The Initiative is an LLC and not a public charity or private foundation, so as not to limit the activities they can take part in. This will all be taxed at some point (though the Initiative may further grant shares to public charities).
Yeah, I missed this the first time around. But you are not quite correct. An LLC is a pass-through entity. No doubt it will be treated as a disregarded entity for federal tax purposes. So, gifting shares to an LLC is not a taxable event. If the LLC sells shares for a non-charitable purpose (e.g. lobbying, or funding commercial ventures), then sure, that will be taxable. But if it in turn donates shares to either a private foundation or another charity, in that case, it will not be taxable, and will in fact be deductible for the Zucks.

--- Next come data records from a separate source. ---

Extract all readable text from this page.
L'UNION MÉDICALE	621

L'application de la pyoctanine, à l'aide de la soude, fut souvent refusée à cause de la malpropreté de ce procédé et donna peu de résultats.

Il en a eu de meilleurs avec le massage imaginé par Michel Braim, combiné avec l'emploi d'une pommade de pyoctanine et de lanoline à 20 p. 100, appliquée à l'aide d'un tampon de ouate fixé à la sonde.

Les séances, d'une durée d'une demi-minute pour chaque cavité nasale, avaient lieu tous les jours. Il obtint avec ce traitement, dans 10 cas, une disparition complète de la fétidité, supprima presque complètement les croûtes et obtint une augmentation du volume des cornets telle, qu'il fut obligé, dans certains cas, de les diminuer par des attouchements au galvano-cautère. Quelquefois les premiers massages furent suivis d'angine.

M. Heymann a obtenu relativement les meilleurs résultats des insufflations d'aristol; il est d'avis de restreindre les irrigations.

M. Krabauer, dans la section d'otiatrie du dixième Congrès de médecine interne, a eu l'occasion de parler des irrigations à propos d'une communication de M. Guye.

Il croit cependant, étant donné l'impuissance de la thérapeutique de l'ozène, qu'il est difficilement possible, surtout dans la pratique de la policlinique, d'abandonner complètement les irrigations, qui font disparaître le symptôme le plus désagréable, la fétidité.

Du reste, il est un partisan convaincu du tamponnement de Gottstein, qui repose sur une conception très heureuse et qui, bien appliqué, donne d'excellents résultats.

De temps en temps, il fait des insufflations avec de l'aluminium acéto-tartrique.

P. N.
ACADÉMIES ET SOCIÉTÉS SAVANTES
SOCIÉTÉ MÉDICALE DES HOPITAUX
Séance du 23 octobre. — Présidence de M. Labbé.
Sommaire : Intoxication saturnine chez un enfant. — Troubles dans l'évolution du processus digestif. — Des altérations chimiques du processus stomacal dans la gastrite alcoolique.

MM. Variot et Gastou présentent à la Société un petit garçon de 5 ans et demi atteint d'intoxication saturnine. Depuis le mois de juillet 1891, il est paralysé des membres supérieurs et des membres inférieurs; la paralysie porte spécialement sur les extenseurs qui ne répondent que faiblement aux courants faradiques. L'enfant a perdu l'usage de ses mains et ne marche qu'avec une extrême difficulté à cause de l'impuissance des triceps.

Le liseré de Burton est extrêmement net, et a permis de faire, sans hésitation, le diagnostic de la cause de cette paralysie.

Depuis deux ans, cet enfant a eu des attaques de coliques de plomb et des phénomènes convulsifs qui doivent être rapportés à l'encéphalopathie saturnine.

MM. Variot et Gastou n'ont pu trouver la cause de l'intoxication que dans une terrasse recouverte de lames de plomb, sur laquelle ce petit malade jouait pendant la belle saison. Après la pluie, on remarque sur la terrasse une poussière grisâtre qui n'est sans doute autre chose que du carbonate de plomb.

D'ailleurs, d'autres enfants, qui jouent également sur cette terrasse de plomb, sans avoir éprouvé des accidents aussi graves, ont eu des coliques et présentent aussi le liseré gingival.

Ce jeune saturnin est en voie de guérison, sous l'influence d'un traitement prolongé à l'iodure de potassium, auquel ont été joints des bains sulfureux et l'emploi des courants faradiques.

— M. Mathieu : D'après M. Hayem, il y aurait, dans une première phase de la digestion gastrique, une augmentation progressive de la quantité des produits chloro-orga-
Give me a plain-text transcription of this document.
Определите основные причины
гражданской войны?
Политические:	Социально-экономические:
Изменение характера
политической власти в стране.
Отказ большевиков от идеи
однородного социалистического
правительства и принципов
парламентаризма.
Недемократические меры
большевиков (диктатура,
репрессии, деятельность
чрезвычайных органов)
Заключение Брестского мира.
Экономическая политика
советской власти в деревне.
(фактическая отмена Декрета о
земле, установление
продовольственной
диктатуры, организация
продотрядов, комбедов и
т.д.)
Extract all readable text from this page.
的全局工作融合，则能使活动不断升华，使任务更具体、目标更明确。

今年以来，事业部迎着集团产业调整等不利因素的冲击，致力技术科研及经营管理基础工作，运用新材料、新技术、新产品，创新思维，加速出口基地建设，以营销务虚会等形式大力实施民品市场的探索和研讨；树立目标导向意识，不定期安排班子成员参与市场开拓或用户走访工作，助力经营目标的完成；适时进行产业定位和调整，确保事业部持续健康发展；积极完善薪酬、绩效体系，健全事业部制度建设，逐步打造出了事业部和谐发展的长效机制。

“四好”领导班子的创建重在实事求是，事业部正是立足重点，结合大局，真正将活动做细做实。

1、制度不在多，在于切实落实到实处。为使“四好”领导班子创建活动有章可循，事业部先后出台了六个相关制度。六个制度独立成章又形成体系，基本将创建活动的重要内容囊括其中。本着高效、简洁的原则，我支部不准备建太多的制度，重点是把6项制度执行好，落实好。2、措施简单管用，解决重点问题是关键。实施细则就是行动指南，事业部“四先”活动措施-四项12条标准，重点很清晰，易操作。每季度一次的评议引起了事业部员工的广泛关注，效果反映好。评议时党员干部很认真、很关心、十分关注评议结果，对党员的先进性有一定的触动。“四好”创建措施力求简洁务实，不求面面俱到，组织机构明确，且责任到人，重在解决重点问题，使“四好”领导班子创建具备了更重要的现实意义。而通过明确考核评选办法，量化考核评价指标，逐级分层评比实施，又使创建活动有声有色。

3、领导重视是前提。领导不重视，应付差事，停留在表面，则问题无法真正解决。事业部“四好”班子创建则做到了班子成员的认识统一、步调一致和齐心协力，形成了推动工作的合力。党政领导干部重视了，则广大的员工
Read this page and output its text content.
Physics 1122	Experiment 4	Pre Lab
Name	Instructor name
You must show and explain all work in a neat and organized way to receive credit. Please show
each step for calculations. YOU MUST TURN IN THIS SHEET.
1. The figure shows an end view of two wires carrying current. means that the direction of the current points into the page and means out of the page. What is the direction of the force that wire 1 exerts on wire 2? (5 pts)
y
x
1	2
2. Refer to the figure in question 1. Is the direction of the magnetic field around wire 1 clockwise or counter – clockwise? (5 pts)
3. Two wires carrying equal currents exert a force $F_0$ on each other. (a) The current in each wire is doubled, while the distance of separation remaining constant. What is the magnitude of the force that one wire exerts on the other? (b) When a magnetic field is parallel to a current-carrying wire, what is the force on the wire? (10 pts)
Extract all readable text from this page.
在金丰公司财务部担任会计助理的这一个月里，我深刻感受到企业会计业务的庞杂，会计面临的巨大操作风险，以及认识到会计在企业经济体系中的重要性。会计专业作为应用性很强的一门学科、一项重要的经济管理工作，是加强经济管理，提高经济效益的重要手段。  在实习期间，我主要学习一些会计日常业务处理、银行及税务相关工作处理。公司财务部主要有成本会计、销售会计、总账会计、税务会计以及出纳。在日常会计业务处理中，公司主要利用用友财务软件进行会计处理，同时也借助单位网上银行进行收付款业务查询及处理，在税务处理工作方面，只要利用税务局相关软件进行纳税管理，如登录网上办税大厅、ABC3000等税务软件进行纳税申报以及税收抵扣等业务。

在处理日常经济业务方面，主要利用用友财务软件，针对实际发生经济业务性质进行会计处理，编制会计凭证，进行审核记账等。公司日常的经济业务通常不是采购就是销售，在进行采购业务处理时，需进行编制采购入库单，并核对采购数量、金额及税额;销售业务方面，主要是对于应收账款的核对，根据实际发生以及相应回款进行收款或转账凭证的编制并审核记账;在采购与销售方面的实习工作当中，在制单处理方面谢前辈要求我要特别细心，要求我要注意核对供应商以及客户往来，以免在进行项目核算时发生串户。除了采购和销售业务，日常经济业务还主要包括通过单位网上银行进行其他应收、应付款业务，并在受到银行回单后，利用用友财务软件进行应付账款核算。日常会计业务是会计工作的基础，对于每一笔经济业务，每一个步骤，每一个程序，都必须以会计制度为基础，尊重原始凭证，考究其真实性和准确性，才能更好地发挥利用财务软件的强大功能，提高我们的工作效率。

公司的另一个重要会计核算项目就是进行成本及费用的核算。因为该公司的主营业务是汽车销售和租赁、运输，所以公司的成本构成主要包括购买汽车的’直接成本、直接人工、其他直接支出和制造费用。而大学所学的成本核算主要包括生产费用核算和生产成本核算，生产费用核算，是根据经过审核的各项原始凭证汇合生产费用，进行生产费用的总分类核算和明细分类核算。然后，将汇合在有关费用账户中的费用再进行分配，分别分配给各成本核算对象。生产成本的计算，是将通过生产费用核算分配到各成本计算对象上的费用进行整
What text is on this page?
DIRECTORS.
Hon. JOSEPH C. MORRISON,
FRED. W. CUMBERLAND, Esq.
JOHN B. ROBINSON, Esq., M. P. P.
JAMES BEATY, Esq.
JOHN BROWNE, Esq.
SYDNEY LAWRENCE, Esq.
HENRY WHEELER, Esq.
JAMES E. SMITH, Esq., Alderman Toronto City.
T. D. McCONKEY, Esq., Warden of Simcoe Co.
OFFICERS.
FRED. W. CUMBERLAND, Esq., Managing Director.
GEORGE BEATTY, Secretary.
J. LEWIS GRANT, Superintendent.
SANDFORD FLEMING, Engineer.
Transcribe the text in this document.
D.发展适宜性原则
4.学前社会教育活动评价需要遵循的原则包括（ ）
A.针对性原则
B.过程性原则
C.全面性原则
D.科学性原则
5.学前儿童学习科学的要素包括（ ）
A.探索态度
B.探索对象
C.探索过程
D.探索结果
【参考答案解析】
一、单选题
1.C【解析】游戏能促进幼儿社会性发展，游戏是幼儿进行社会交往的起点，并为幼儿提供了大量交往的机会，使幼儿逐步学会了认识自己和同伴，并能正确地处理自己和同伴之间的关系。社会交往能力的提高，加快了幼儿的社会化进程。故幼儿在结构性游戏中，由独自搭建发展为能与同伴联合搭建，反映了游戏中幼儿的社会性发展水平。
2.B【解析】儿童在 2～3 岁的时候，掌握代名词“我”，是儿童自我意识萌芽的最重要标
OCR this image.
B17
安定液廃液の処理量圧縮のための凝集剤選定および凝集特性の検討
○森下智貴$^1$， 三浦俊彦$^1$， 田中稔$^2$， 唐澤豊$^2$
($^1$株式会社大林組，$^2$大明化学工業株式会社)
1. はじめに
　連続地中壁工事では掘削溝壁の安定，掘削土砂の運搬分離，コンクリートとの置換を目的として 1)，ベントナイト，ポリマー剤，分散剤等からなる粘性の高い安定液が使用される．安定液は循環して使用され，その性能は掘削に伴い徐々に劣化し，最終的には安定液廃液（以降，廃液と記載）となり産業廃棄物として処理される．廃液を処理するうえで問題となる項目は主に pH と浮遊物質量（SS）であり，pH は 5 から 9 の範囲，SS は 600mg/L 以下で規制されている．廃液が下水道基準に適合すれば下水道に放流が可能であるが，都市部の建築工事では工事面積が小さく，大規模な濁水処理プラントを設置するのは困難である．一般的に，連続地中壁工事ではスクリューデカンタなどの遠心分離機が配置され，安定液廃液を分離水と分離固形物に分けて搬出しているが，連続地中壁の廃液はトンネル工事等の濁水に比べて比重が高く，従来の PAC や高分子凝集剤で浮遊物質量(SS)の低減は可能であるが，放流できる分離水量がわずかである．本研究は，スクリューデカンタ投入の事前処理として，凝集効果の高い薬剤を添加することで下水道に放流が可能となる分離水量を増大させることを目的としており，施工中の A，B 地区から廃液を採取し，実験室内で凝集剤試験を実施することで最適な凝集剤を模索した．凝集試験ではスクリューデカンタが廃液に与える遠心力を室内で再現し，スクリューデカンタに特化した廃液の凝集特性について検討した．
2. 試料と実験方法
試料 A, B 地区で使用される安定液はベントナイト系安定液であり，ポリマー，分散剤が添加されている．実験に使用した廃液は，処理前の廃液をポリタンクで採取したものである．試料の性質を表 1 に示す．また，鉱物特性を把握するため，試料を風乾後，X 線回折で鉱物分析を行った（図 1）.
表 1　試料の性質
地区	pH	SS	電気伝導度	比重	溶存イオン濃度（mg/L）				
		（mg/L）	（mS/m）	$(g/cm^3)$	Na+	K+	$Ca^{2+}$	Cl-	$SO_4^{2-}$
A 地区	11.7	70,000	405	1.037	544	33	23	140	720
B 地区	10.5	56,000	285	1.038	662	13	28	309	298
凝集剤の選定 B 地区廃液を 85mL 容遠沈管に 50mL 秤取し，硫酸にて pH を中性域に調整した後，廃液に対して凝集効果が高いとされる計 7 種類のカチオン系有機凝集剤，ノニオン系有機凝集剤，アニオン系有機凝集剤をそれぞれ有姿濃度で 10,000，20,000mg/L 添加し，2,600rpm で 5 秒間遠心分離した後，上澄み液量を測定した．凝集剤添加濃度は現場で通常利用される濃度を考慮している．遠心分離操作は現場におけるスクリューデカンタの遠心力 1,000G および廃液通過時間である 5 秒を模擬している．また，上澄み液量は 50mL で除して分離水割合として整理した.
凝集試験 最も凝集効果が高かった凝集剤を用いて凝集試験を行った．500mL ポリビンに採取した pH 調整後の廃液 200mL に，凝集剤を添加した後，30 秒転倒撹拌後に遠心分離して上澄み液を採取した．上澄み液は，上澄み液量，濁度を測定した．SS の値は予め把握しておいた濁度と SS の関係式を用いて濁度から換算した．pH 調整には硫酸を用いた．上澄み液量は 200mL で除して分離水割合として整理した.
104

Basically, if the Zucks own the LLC, then until funds actually leave the LLC they really haven't made a donation at all.
Having said that, the first thing I thought of was the tax implications. If the shares were to eventually be sold (but not donated), the State of California alone would earn roughly 6 billion dollars in tax revenue. And the Federal Government another 13 - 15 billion. Assuming a lot of variables that could push the value up or down, of course, and the fact that they would be unlikely to sell the majority of their shares any time soon. My understanding is that by donating the appreciated stock to a charity, under current laws, there is zero tax due. I wonder if there's a state financial forecaster or analyst in Sacramento having a bad day today.